Not long ago, I extolled the virtues of Tukey’s deconstruction of the Gauss–Markov theorem. Earlier, I conjured up the image of Gauss carrying out the triangulation of Hanover. But I have never focussed on linear least squares, something we all recognize as being at the very heart of statistics. It’s time to do so, for I have always viewed the pioneering work of Legendre and Gauss in astronomy and geodesy with a sense of awe and wonderment, and I never lose of interest in new developments. Their ideas have evolved into a huge part of our discipline, to tools which we all use every day. Here I must be brief; the justifications, theory and algorithms each have a vast literature of their own.

These days we introduce ordinary least squares (OLS) with vector and matrix notation as the minimization in β of the sum of squares $|y−Xβ|^2$. However, many of Gauss’s problems involved minimizing $|y−β|^2$ in $β$ subject to linear constraints $C’β=d$. Indeed his constraints were usually non-linear, and so had to be linearized, and his observations usually had to be weighted as well. I’ve always thought it would be good for our students to meet these extra features quite early on, for example, by adjusting surveying measurements.

I am not aware of significant extensions to Gauss’s basic framework arising later in the 19th century, but I’d like to hear from you
if you know any. Exceptions are the random effects models, which arose in astronomy.

A century after Gauss, new ideas started to appear. In an elegant, almost Bayesian 1923 paper, E.T. Whittaker gave “a new method of graduation”: the replacement of the observed values of a function with smoother ones estimated by penalized least squares, where the smoothness penalty was presented in the form of a prior distribution. Actuaries used these graduated values. I.J. Schoenberg later connected this to the theory of splines, part of which can now be viewed as linear mixed modelling.

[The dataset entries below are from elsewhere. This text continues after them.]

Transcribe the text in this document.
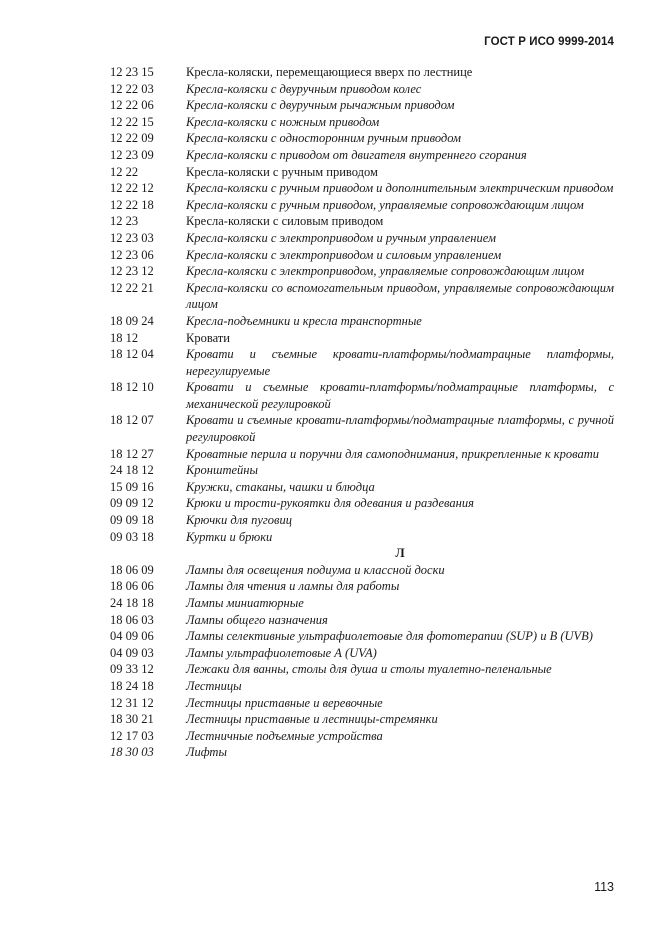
ГОСТ Р ИСО 9999-2014
12 23 15	Кресла-коляски, перемещающиеся вверх по лестнице
12 22 03	Кресла-коляски с двуручным приводом колес
12 22 06	Кресла-коляски с двуручным рычажным приводом
12 22 15	Кресла-коляски с ножным приводом
12 22 09	Кресла-коляски с односторонним ручным приводом
12 23 09	Кресла-коляски с приводом от двигателя внутреннего сгорания
12 22	Кресла-коляски с ручным приводом
12 22 12	Кресла-коляски с ручным приводом и дополнительным электрическим приводом
12 22 18	Кресла-коляски с ручным приводом, управляемые сопровождающим лицом
12 23	Кресла-коляски с силовым приводом
12 23 03	Кресла-коляски с электроприводом и ручным управлением
12 23 06	Кресла-коляски с электроприводом и силовым управлением
12 23 12	Кресла-коляски с электроприводом, управляемые сопровождающим лицом
12 22 21	Кресла-коляски со вспомогательным приводом, управляемые сопровождающим лицом
18 09 24	Кресла-подъемники и кресла транспортные
18 12	Кровати
18 12 04	Кровати и съемные кровати-платформы/подматрацные платформы, нерегулируемые
18 12 10	Кровати и съемные кровати-платформы/подматрацные платформы, с механической регулировкой
18 12 07	Кровати и съемные кровати-платформы/подматрацные платформы, с ручной регулировкой
18 12 27	Кроватные перила и поручни для самоподнимания, прикрепленные к кровати
24 18 12	Кронштейны
15 09 16	Кружки, стаканы, чашки и блюдца
09 09 12	Крюки и трости-рукоятки для одевания и раздевания
09 09 18	Крючки для пуговиц
09 03 18	Куртки и брюки
Л
18 06 09	Лампы для освещения подиума и классной доски
18 06 06	Лампы для чтения и лампы для работы
24 18 18	Лампы миниатюрные
18 06 03	Лампы общего назначения
04 09 06	Лампы селективные ультрафиолетовые для фототерапии (SUP) и В (UVB)
04 09 03	Лампы ультрафиолетовые А (UVA)
09 33 12	Лежаки для ванны, столы для душа и столы туалетно-пеленальные
18 24 18	Лестницы
12 31 12	Лестницы приставные и веревочные
18 30 21	Лестницы приставные и лестницы-стремянки
12 17 03	Лестничные подъемные устройства
18 30 03	Лифты
113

In 1934, Whittaker’s student A.C. Aitken introduced generalized least squares with a known covariance matrix, presenting his results in the matrix notation we adopt today. In my view, this and his later 1945 paper are the first truly modern works on least squares, and both papers are well worth reading today. For example, Aitken gives an illuminating comparison between least squares estimation with exact constraints on the parameters and penalized least squares where a quadratic penalty partially imposes the constraint.

In the first century of the life of least squares, probabilistic assumptions, if any, were made on the errors. From some time in the 20th century, perhaps earlier, least-squares-like theory was developed with general random variables, leading to minimum mean-square error estimates of relevant quantities (interpolants, predictors, smoothers). Such theory might use normality, or just means, variances and covariances. This step had certainly been made by World War 2, when A. N. Kolmogorov and, independently, N. Wiener developed linear prediction theory for stationary time series. There were several wartime applications of this work. It is a
genuine extension of Gauss’s least squares, but of a slightly different nature. Of course numbers enter the picture eventually.

In the 1950s the theory of mixed-models was developed, spearheaded by the statistician and animal breeder C.R. Henderson. Generalized least squares for these models and the theory of best linear unbiased prediction (BLUPs) were advances with broad applicability. With hindsight, many things are found to be BLUPs.

Arguably the most important advance in least squares in the 20th century was the development of linear state-space models, the body of work associated with R.E. Kalman, R.S. Bucy and others, from around 1960. Application areas include engineering systems, satellite navigation, and Gauss’s topic, surveying, but these days using global positioning systems. The path from Gauss to Kalman is not a simple one, as the principal inspiration for Kalman’s work was the Wiener-Kolmogorov theory. However, his extension of least-squares to non-stationary time series was an important step, and, just as Gauss showed, it can be justified with or without normal theory.

The 1970s saw several important variants and extensions of OLS appear, including ridge (regularized) regression, non-negative least squares, robust regression and generalized linear models. The last two make use of iteratively (re-)weighted least squares, showing that maximum-likelihood estimation for some important classes of models can be achieved using a form of least squares.

Sample developments in least squares since the 1970s include partial least squares, used widely in chemometrics; the lasso, which is OLS with an L1 penalty; and the elastic net, OLS with both L2 and L1 penalties. I have probably omitted your favourite variant on least squares, but you can write and remind me. I wonder where least squares will go next?